Despite the dangers and the high profile of his work, Dr Turner found his time at the Maze (which is known to Republicans as Long Kesh) to be an enjoyable challenge. When he was obliged to retire from there at the age of 65 he returned to general practice, ending his career in the Catholic Falls Road, so near geographically but so far politically from the Protestant Shankill Road, where he began his working life.
Figure 1.

He was born Royston Campbell Turner to a Protestant family, but at an early age felt this was an inappropriate name and insisted on being called Peter. His parents, who were wealthy property owners and horse breeders, moved when he was young, but when he started courting he was delighted to discover that his wife-to-be's family lived in the house in which he was born.
He was educated in Hollywood, County Down, where he had a poor school attendance record, preferring to spend time at the stables. As a last resort, academically speaking, his father sent him to a crammer in Dublin from where the young Peter was accepted at veterinary college. Within a matter of weeks he had changed his mind and instead studied medicine at the College of Surgeons.
He qualified in 1944 and immediately joined the Royal Navy. The following year he was charged with receiving survivors of the Belsen concentration camp upon their arrival in the UK. The sights he witnessed—even though among survivors—were so horrific he could never bring himself to describe them.
At the end of his naval service Dr Turner returned to Belfast and, in those pre-NHS, pre-locum days, began to practise in predominantly Protestant eastern Belfast. Soon he went into partnership in Shankill Road.
Once the Troubles began life became somewhat dangerous. Dr Turner continued to answer his own late night calls, and would frequently have to venture into what could be extremely dangerous (for him) Catholic areas of the city.
Possibly a little bored with general practice he took up his post at the Maze in 1972. At that time it was a series of Nissan huts used as an internment camp (the infamous “H blocks” were only completed in 1976). He had two medical assistants and was required to attend to the needs of prisoners and staff alike, whatever their religious background or record of violence. Indeed, throughout his professional life Dr Turner successfully stayed away from politics and religion, and in so doing was liked and respected by members of all denominations and none.

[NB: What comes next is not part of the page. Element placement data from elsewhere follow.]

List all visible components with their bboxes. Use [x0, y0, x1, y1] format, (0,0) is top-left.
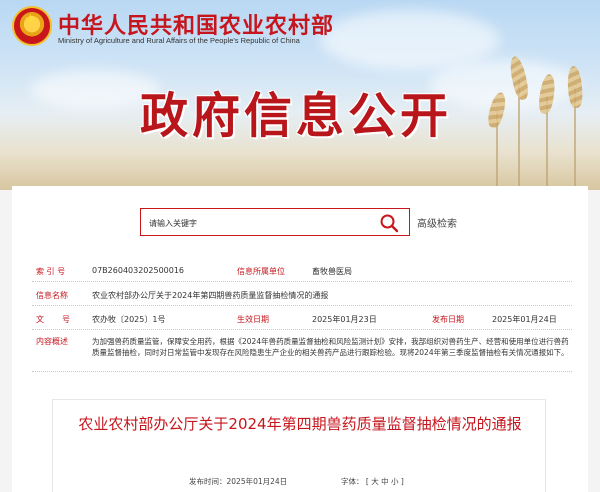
doc-number-label-part1: 文: [36, 315, 44, 324]
font-size-switcher: 字体： [ 大 中 小 ]: [341, 476, 404, 487]
summary-value: 为加强兽药质量监管，保障安全用药，根据《2024年兽药质量监督抽检和风险监测计划…: [92, 337, 569, 357]
summary-label: 内容概述: [36, 337, 68, 346]
publish-date-label: 发布日期: [432, 315, 464, 324]
article-publish-time: 发布时间：2025年01月24日: [189, 477, 288, 486]
meta-row: 信息名称 农业农村部办公厅关于2024年第四期兽药质量监督抽检情况的通报: [32, 282, 572, 306]
page-hero-title: 政府信息公开: [140, 88, 453, 144]
index-number-label: 索 引 号: [36, 267, 66, 276]
cloud-decoration: [320, 10, 500, 70]
header-banner: ★ 中华人民共和国农业农村部 Ministry of Agriculture a…: [0, 0, 600, 190]
font-bracket-open: [: [365, 477, 369, 486]
emblem-star-icon: ★: [24, 12, 37, 28]
doc-number-value: 农办牧〔2025〕1号: [92, 315, 166, 324]
article-panel: 农业农村部办公厅关于2024年第四期兽药质量监督抽检情况的通报 发布时间：202…: [52, 399, 546, 492]
meta-row: 索 引 号 07B260403202500016 信息所属单位 畜牧兽医局: [32, 258, 572, 282]
info-title-value: 农业农村部办公厅关于2024年第四期兽药质量监督抽检情况的通报: [92, 291, 329, 300]
font-size-label: 字体：: [341, 477, 364, 486]
search-icon[interactable]: [379, 213, 399, 233]
article-title: 农业农村部办公厅关于2024年第四期兽药质量监督抽检情况的通报: [78, 415, 522, 433]
department-value: 畜牧兽医局: [312, 267, 352, 276]
effective-date-label: 生效日期: [237, 315, 269, 324]
font-size-small-button[interactable]: 小: [391, 477, 399, 486]
search-input[interactable]: [149, 215, 369, 231]
meta-row: 内容概述 为加强兽药质量监管，保障安全用药，根据《2024年兽药质量监督抽检和风…: [32, 330, 572, 372]
font-size-large-button[interactable]: 大: [371, 477, 379, 486]
ministry-name-en: Ministry of Agriculture and Rural Affair…: [58, 36, 300, 45]
metadata-table: 索 引 号 07B260403202500016 信息所属单位 畜牧兽医局 信息…: [32, 258, 572, 372]
index-number-value: 07B260403202500016: [92, 266, 185, 275]
publish-date-value: 2025年01月24日: [492, 315, 557, 324]
department-label: 信息所属单位: [237, 267, 285, 276]
meta-row: 文 号 农办牧〔2025〕1号 生效日期 2025年01月23日 发布日期 20…: [32, 306, 572, 330]
doc-number-label-part2: 号: [62, 315, 70, 324]
wheat-ear: [566, 65, 584, 109]
search-bar: [140, 208, 410, 236]
info-title-label: 信息名称: [36, 291, 68, 300]
font-size-medium-button[interactable]: 中: [381, 477, 389, 486]
advanced-search-link[interactable]: 高级检索: [417, 215, 457, 230]
effective-date-value: 2025年01月23日: [312, 315, 377, 324]
font-bracket-close: ]: [400, 477, 404, 486]
content-card: 高级检索 索 引 号 07B260403202500016 信息所属单位 畜牧兽…: [12, 186, 588, 492]
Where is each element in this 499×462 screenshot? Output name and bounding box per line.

Having been pensioned off in 1982 at the age of 65, he returned to general practice as a locum. Four years later he joined Dr Damien Beirne at what eventually became known as Falls Family Doctors, in Falls Road, Belfast. The introduction of new contracts for GPs in 1991 led to him being forced to retire again—an event he found distressing. For the next decade he reverted to locum work once more.
Where other general practitioners wore suits, Dr Turner never saw a patient without wearing a white coat, a legacy of his prison service days. He was a GP of great humour and witty asides; small, dapper and blessed with a full head of hair.

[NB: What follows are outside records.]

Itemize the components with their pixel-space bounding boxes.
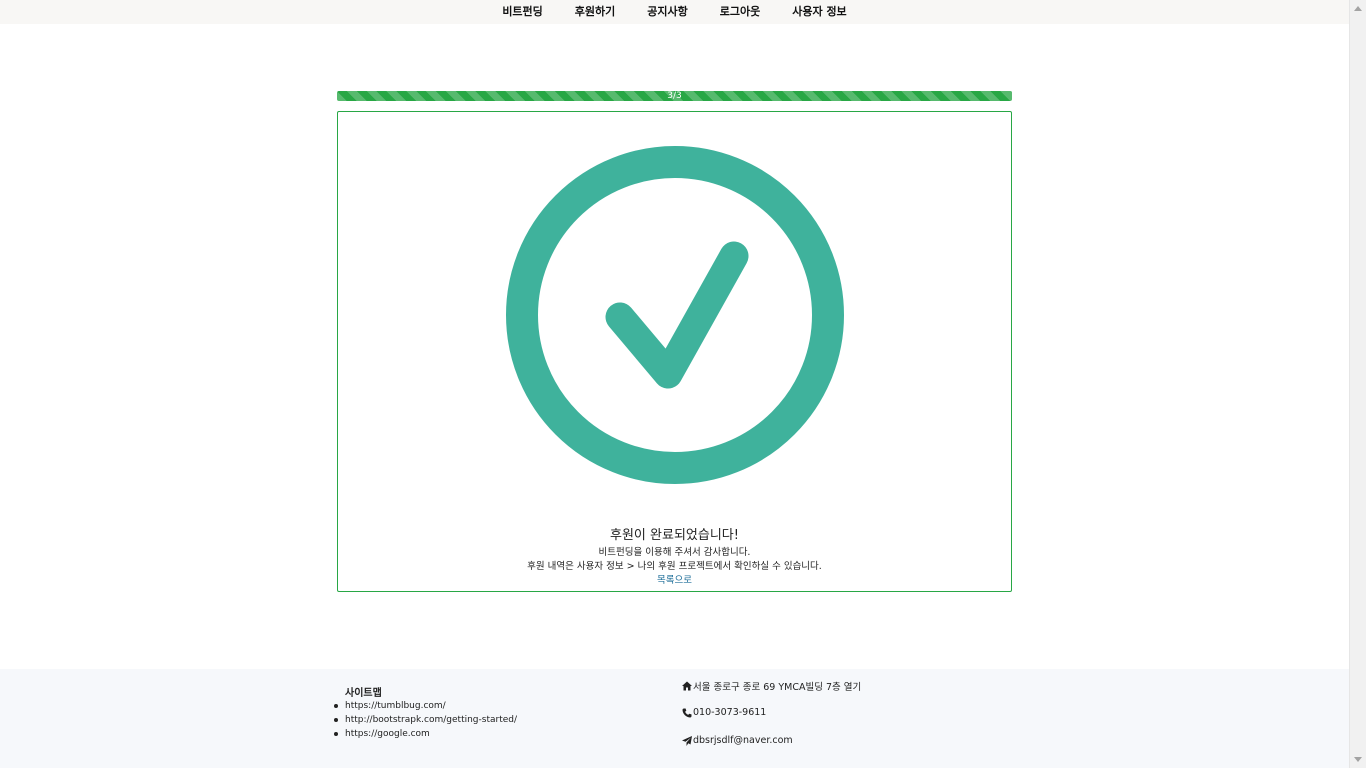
footer-email: dbsrjsdlf@naver.com [682,735,793,746]
top-navbar: 비트펀딩 후원하기 공지사항 로그아웃 사용자 정보 [0,0,1349,24]
address-text: 서울 종로구 종로 69 YMCA빌딩 7층 열기 [693,682,862,693]
email-text[interactable]: dbsrjsdlf@naver.com [693,735,793,746]
phone-text: 010-3073-9611 [693,707,767,718]
sitemap-title: 사이트맵 [345,688,382,699]
completion-card: 후원이 완료되었습니다! 비트펀딩을 이용해 주셔서 감사합니다. 후원 내역은… [337,111,1012,592]
nav-item-donate[interactable]: 후원하기 [559,0,631,24]
nav-item-bitfunding[interactable]: 비트펀딩 [486,0,558,24]
progress-bar: 3/3 [337,91,1012,101]
completion-title: 후원이 완료되었습니다! [610,528,739,543]
back-to-list-link[interactable]: 목록으로 [338,572,1011,586]
phone-icon [682,708,692,717]
nav-item-logout[interactable]: 로그아웃 [704,0,776,24]
scroll-down-arrow-icon[interactable] [1354,757,1362,762]
nav-item-notice[interactable]: 공지사항 [631,0,703,24]
page: 비트펀딩 후원하기 공지사항 로그아웃 사용자 정보 3/3 후원이 완료되었습… [0,0,1349,768]
check-circle-icon [506,146,844,484]
vertical-scrollbar[interactable] [1349,0,1366,768]
history-info-message: 후원 내역은 사용자 정보 > 나의 후원 프로젝트에서 확인하실 수 있습니다… [527,561,822,572]
thanks-message: 비트펀딩을 이용해 주셔서 감사합니다. [598,547,751,558]
sitemap-list: https://tumblbug.com/ http://bootstrapk.… [333,699,517,741]
scroll-up-arrow-icon[interactable] [1354,6,1362,11]
home-icon [682,681,692,691]
sitemap-link[interactable]: https://google.com [333,727,517,741]
sitemap-link[interactable]: https://tumblbug.com/ [333,699,517,713]
sitemap-link[interactable]: http://bootstrapk.com/getting-started/ [333,713,517,727]
footer-phone: 010-3073-9611 [682,707,766,718]
paper-plane-icon [682,735,692,746]
footer-address: 서울 종로구 종로 69 YMCA빌딩 7층 열기 [682,679,861,693]
footer: 사이트맵 https://tumblbug.com/ http://bootst… [0,669,1349,768]
progress-label: 3/3 [667,91,682,101]
nav-item-user-info[interactable]: 사용자 정보 [776,0,862,24]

He met his wife, Katie, through their love of horses. Even into old age and after two hip replacements Dr Turner rode regularly. He was the owner of several race horses. In his younger years he had been a prominent amateur jockey.
He leaves Katie, four daughters, and a son.
Royston Cambell (“Peter”) Turner, former general practitioner Belfast and senior medical officer Maze Prison, Northern Ireland (b Northern Ireland 1917; q Dublin 1944), died from Alzheimer's disease on 1 February 2005.